Puede que si las cosas en estos últimos tiempos hubieran sucedido de manera distinta, esta canción seguiría repitiéndose en mi cabeza como NUESTRA canción, y no como una canción más, no como una canción más de Maná acompañado del gran Guerra. No sé...me hubiera gustado mucho poder escribirte esto en algún papel que guardarías el resto de tu vida, y me hubiera gustado cantarte la canción en alguna cafetería de paredes naranjas, me hubiera gustado que sonrieras al escucharla y que me dijeras: "Para mí esta canción también define nuestras vidas". Pero resulta que ya todo esto no me parece buena idea. No me parece buena idea porque no me pareces bueno. A parte de la magia, has perdido muchas cosas que antes, en ti, parecían innatas, incambiables, eternas. Pero me he dado cuenta que de nada sirve idealizar a las personas ni atribuirles cosas benévolas hasta el último tiempo, porque en el último tiempo me has decepcionado. Aún así, no te alarmes, tenías y sigues teniendo todo el derecho a ser quien quieres ser, el nuevo hombre en el que quieres convertirte. Todo tu pleno derecho, sí, todo tu pleno derecho pero también toda mi decepción, mi desilusión.

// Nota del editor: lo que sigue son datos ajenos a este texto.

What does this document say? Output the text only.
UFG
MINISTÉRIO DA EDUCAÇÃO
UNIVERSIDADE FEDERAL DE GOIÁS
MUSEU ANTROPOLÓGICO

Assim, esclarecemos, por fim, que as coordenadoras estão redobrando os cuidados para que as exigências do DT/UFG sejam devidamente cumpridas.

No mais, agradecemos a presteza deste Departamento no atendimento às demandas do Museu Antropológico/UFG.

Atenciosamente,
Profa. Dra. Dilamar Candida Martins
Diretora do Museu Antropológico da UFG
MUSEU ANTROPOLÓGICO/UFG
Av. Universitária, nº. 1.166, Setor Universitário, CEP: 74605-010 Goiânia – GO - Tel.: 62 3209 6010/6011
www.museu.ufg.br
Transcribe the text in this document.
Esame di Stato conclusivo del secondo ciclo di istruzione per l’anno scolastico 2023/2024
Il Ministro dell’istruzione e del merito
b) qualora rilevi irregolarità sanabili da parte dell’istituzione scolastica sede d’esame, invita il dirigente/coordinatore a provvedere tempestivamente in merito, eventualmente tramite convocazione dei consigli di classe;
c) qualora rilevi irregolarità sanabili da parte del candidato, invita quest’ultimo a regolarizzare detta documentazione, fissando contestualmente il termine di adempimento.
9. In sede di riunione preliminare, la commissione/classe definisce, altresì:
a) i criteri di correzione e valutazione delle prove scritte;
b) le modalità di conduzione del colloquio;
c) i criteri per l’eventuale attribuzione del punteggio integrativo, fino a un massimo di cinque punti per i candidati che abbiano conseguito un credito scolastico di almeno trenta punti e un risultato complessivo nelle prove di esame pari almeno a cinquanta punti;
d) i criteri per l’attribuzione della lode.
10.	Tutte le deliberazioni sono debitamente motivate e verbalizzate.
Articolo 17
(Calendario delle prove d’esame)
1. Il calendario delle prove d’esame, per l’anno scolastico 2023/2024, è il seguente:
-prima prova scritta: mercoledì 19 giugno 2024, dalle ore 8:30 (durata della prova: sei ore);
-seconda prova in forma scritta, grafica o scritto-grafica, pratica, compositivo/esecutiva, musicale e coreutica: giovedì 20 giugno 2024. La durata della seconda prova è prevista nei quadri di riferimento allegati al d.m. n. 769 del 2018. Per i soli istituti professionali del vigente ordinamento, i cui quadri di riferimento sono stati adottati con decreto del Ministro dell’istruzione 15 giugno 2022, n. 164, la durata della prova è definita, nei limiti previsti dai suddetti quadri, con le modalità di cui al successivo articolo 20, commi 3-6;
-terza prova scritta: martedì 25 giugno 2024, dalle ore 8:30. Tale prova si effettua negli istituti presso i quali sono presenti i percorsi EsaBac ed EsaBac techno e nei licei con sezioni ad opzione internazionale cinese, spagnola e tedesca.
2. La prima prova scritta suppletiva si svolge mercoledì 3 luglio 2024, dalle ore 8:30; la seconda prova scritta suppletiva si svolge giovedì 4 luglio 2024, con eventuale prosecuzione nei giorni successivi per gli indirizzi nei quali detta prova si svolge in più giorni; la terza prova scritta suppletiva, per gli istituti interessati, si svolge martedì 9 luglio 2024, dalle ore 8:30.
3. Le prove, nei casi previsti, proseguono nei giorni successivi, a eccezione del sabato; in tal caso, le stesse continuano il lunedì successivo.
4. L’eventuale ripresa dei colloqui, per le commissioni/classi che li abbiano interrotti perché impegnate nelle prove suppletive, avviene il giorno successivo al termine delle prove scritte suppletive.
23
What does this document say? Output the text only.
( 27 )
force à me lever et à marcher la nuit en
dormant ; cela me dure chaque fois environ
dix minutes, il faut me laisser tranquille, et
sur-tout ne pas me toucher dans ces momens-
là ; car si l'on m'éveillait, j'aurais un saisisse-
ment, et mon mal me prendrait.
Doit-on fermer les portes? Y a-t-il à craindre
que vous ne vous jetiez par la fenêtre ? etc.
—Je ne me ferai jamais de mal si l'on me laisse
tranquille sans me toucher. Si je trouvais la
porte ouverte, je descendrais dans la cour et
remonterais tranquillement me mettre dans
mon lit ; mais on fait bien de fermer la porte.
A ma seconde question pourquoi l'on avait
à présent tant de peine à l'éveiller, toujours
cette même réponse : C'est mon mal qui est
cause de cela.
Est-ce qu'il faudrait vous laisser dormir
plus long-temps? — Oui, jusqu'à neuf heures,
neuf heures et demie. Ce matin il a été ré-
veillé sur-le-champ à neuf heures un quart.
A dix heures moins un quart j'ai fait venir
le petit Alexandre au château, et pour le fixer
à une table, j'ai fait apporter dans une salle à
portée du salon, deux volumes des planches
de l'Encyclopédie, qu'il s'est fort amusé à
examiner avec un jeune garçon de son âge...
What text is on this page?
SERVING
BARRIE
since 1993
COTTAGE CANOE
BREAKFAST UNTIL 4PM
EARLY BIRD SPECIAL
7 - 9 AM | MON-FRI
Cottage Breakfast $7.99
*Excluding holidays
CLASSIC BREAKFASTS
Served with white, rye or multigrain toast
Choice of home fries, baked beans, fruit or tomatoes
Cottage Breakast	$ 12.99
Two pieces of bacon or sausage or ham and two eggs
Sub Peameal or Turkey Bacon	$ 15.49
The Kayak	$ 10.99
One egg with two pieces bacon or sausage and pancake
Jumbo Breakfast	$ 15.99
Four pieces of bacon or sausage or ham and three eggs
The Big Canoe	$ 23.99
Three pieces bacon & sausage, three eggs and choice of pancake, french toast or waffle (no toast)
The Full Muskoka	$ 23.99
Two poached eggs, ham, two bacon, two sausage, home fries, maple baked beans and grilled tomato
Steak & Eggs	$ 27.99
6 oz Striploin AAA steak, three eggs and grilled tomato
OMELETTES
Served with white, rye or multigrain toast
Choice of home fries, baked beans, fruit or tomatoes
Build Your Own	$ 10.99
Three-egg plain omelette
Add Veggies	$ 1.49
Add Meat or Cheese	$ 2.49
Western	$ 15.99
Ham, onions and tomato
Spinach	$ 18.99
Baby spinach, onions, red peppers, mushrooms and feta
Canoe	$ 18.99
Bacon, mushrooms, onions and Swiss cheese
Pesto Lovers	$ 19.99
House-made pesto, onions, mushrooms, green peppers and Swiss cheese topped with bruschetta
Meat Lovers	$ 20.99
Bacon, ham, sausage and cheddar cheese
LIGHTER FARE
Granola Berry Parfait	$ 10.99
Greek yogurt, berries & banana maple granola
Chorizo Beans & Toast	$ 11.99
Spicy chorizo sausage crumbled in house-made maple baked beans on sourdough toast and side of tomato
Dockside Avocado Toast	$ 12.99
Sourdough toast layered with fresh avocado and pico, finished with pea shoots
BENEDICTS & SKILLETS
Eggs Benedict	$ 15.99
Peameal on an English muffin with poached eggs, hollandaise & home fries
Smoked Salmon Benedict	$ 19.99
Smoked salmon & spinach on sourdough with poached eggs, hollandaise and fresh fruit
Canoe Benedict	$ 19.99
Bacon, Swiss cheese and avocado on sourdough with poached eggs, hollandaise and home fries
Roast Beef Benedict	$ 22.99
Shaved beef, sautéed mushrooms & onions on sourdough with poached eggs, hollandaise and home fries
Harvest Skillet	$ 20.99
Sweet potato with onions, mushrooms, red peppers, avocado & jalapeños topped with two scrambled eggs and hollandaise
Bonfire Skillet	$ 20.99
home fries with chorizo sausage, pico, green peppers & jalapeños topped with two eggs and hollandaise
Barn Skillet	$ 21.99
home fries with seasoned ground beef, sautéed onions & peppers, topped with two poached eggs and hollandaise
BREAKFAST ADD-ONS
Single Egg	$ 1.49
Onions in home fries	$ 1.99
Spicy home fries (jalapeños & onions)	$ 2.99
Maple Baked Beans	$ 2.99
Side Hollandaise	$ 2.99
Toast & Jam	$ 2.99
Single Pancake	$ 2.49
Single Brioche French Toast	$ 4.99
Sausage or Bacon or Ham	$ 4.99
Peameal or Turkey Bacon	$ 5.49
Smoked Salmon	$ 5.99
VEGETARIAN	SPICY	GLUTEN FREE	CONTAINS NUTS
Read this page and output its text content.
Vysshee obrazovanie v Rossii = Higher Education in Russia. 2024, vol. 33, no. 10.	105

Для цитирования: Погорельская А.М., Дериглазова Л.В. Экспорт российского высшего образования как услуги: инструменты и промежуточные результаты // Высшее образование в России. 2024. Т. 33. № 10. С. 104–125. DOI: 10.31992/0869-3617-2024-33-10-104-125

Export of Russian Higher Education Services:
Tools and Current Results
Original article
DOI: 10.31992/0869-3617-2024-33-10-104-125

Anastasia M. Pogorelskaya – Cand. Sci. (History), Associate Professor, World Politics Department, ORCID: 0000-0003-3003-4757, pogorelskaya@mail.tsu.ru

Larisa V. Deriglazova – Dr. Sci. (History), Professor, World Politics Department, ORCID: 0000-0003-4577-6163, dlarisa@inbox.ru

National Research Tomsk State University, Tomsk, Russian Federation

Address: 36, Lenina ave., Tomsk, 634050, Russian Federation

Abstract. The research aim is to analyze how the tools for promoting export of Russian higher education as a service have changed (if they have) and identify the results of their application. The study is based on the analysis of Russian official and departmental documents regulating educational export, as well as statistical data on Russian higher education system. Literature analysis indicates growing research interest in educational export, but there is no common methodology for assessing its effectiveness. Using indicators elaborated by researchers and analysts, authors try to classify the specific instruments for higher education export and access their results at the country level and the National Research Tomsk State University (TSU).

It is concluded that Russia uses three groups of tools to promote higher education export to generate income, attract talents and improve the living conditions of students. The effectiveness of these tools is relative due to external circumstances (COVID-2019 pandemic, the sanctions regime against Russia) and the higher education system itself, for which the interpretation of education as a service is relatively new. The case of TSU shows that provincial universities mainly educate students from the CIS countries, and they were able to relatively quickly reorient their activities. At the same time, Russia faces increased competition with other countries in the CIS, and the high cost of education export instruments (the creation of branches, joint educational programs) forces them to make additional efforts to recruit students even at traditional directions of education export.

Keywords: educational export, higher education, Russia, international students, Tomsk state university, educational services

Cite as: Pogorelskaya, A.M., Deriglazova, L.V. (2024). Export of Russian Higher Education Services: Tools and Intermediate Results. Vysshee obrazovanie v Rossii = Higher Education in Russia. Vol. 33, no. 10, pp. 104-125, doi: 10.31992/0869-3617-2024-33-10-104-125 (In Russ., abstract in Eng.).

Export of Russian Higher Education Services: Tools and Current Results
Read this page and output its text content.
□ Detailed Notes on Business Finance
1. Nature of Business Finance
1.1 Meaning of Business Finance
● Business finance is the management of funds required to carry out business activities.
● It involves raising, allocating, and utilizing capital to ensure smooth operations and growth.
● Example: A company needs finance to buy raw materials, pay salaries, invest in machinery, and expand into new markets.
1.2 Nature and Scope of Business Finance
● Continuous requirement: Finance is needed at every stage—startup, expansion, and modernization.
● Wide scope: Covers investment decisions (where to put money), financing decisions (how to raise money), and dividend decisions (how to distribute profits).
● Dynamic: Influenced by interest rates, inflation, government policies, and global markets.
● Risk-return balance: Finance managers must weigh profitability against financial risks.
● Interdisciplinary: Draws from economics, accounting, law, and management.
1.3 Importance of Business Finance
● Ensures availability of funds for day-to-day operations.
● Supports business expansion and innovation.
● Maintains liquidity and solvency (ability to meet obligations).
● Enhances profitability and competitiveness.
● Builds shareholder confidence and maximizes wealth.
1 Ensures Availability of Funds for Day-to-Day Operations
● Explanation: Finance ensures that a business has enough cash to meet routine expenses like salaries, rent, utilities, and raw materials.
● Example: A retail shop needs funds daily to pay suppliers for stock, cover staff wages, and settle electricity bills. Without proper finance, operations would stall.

Es algo con lo que tenía que haber contado, lo tenía que haber previsto y ni siquiera supe verlo. Pensé que no eras como yo creía haberte visto durante casi un año y me equivoqué. Los ojos nos ciegan y el corazón nos delata. Y ahora mi corazón me delata que si las cosas no cambian ligeramente, voy a perderte el cariño que me queda. Que lo que a mí me importa es alguien que trate de sonreirme aunque esté cansado, que sea sincero de por vida, que me lo demuestre, que me haga sentir bien, pero has perdido esa capacidad, al menos conmigo. Y no puedo confiar en ti, no porque veo que conmigo escapan las palabras que tú ya has decidido previamente, que piensas demasiado todo, y como oí hace poco, cuando piensas las cosas demasiado, es mala señal. De todas formas, esto no te va a preocupar, pero por si acaso, piensa que el mayor secreto de todos es el que nunca queremos oír: Nos pasamos toda la vida atando lazos que sabemos de sobra que acabarán rompiéndose. Y a veces, la culpa no es de uno o de otro, sino del tiempo, de los cambios en la vida, de las personas que se cruzan con nosotros y hacen/consiguen/provocan que seamos otros.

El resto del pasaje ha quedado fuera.